-
Notifications
You must be signed in to change notification settings - Fork 0
Arkouda Prometheus Exporter and Grafana Integration
Within the MetricsMsg Chapel module is the following code required to generate and export metrics from Arkouda:
- increment/decrement int metrics encapsulated with a Chapel Map
- encapsulate metric data and metadata within a CounterMetric record
- Export Arkouda metric data as a JSON blob generated from 1..n CounterMetric objects
The count metric logic is as follows:
var countMetrics = new map(string, int);
proc getCount(metric: string) : int {
if !countMetrics.contains(metric) {
countMetrics.add(metric,0);
return 0;
}
return countMetrics.getValue(metric);
}
proc setCount(metric: string, count: int) {
countMetrics.addOrSet(metric,count);
}
proc incrementCount(metric: string, count: int=1) {
var current = getCount(metric);
setCount(metric, current+1);
}
proc decrementCount(metric: string, count: int=1) {
var current = getCount(metric);
if current >= 1 {
setCount(metric, current-1);
} else {
setCount(metric,0);
}
}
All metrics are exported as a JSON blob via the following logic:
proc exportCountMetrics() throws {
var metrics: [0..countMetrics.size-1] CounterMetric;
for (i,item) in zip(0..countMetrics.size-1,countMetrics.items()){
metrics[i] = new CounterMetric(item[0],item[1]);
}
return metrics;
}
record CounterMetric {
var name: string;
var value: int;
}
proc metricsMsg(cmd: string, payload: string, st: borrowed SymTab): MsgTuple throws {
var (metricType, metric) = payload.splitMsgToTuple(2);
mLogger.debug(getModuleName(),getRoutineName(),getLineNumber(),
'metricType: %s metric: %s'.format(metricType,metric));
if metric == 'ALL' {
var metrics = exportCountMetrics();
mLogger.debug(getModuleName(),getRoutineName(),getLineNumber(),
'metrics %t'.format(metrics));
return new MsgTuple("%jt".format(metrics), MsgType.NORMAL);
} else {
var countMetric = new CounterMetric(name=metric,value=getCount(metric));
mLogger.debug(getModuleName(),getRoutineName(),getLineNumber(),
'metric %t'.format(countMetric));
return new MsgTuple("%jt".format(countMetric), MsgType.NORMAL);
}
}
The MetricsMsg module is integration into the Arkouda server-side workflow within the arkouda_server module.

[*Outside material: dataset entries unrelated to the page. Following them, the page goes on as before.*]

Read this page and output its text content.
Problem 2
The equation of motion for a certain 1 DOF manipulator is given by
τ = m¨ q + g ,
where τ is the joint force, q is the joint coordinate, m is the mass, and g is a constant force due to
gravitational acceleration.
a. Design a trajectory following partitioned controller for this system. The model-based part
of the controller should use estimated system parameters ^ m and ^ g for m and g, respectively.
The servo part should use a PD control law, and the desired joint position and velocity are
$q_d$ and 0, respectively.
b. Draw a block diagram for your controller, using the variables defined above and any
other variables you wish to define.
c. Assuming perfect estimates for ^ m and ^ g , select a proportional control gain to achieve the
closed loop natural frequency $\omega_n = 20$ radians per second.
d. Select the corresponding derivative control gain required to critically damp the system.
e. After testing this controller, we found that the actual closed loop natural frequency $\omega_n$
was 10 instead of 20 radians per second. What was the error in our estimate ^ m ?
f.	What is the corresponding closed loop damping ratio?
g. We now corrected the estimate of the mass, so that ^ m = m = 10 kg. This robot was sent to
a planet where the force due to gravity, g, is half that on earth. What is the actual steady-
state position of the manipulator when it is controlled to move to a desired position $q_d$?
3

In the monitoring there is a Python monitoring module that contains a simple Arkouda Prometheus exporter. The Arkouda implementation is based upon an excellent example developed and documented by Thomas Stringer.
The prometheus_client Python Prometheus client library contains the core functionality required to deliver a Prometheus exporter.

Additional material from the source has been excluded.